In fact, McCaffery claimed, Eakin confided that he reached out to Castille on Monday to urge the chief justice to stop releasing information about the porn scandal.

McCaffery said he "unequivocally" denies threatening or coercing Eakin.

But wait - the borderline teenage exchanges didn't end there.

Eakin released another statement last night, calling McCaffery's explanation "self-victimizing" and "incomplete, and inaccurate in many details and specifics."

William P. Fedullo, the chancellor of the Philadelphia Bar Association, also chimed in yesterday, noting that the 13,000-member organization wants a special master or special counsel to be appointed to investigate the pornographic emails that McCaffery sent and received.

Fedullo said the Judicial Conduct Board should review the matter immediately.

"Conduct of this nature, at a minimum, causes the appearance of impropriety and potentially questions Justice McCaffery's impartiality having to do with any number of cases," he said.

The porn scandal came to light as a result of Attorney General Kathleen Kane's decision to review the way her predecessor, Gov. Corbett, handled the investigation into convicted child molester Jerry Sandusky.

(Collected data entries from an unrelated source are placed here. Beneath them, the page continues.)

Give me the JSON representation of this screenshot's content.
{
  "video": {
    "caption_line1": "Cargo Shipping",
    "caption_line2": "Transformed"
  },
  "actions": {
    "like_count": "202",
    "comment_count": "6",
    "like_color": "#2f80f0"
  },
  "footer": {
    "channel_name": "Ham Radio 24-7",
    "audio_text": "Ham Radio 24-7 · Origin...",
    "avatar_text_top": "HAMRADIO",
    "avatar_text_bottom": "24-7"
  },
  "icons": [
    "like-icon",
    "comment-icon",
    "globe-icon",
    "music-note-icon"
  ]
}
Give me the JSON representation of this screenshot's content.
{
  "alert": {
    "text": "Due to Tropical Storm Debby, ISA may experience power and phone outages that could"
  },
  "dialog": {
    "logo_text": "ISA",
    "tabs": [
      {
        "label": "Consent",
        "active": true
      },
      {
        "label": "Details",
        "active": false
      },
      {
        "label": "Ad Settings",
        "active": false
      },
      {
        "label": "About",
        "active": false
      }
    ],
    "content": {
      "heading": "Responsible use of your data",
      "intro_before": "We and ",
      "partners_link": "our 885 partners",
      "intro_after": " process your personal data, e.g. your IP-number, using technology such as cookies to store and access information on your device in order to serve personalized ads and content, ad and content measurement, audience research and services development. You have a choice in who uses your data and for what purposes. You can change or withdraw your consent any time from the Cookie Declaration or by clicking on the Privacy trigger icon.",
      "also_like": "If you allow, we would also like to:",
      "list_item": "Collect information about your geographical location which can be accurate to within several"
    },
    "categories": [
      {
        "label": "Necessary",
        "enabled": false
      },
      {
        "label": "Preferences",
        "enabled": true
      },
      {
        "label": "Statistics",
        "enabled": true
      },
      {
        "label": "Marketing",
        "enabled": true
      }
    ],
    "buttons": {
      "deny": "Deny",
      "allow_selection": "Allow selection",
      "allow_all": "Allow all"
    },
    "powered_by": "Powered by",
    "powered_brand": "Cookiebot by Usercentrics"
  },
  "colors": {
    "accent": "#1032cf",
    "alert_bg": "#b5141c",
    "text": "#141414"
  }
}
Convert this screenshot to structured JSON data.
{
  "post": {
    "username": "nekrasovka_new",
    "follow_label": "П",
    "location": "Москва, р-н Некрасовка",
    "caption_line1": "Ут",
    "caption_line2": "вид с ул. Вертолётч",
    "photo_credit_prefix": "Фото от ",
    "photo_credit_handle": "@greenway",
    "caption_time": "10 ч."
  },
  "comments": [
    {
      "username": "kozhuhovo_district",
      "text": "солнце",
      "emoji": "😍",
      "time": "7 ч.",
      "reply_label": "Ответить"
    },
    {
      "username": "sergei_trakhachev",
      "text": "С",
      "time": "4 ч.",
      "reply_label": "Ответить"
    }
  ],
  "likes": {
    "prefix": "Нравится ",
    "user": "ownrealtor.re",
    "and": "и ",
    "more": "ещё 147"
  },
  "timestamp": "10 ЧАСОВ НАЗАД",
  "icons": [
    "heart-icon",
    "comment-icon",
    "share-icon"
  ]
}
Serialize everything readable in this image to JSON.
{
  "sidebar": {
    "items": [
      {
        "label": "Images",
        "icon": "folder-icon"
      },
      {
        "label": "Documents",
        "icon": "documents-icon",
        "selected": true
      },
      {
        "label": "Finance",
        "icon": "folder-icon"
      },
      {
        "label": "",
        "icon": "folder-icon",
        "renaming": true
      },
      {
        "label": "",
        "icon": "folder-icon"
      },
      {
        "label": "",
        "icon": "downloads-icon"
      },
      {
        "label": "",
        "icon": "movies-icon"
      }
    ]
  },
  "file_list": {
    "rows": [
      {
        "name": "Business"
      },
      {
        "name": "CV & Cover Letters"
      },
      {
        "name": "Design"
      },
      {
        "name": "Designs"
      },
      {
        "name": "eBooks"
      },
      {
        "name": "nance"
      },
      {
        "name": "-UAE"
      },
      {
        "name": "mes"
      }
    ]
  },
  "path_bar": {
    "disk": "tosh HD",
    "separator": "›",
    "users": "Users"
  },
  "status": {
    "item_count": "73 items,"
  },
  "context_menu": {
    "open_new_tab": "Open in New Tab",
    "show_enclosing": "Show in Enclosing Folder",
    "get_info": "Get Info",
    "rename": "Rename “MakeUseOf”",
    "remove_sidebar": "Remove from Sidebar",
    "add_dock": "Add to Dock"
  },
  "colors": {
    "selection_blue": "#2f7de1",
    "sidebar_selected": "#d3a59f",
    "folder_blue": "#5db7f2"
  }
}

Kane's probe revealed that numerous pornographic emails had been shared by some of Corbett's top brass while he was attorney general.

Two former Corbett deputies, Department of Environmental Protection Secretary Chris Abruzzo and Glenn Parno, DEP's chief counsel, resigned when their archived inboxes went public.

Randy Feathers, another former Corbett top deputy who was also caught up in the porn scandal, retired Wednesday from his post on the state Board of Probation and Parole. Corbett had previously asked him to resign.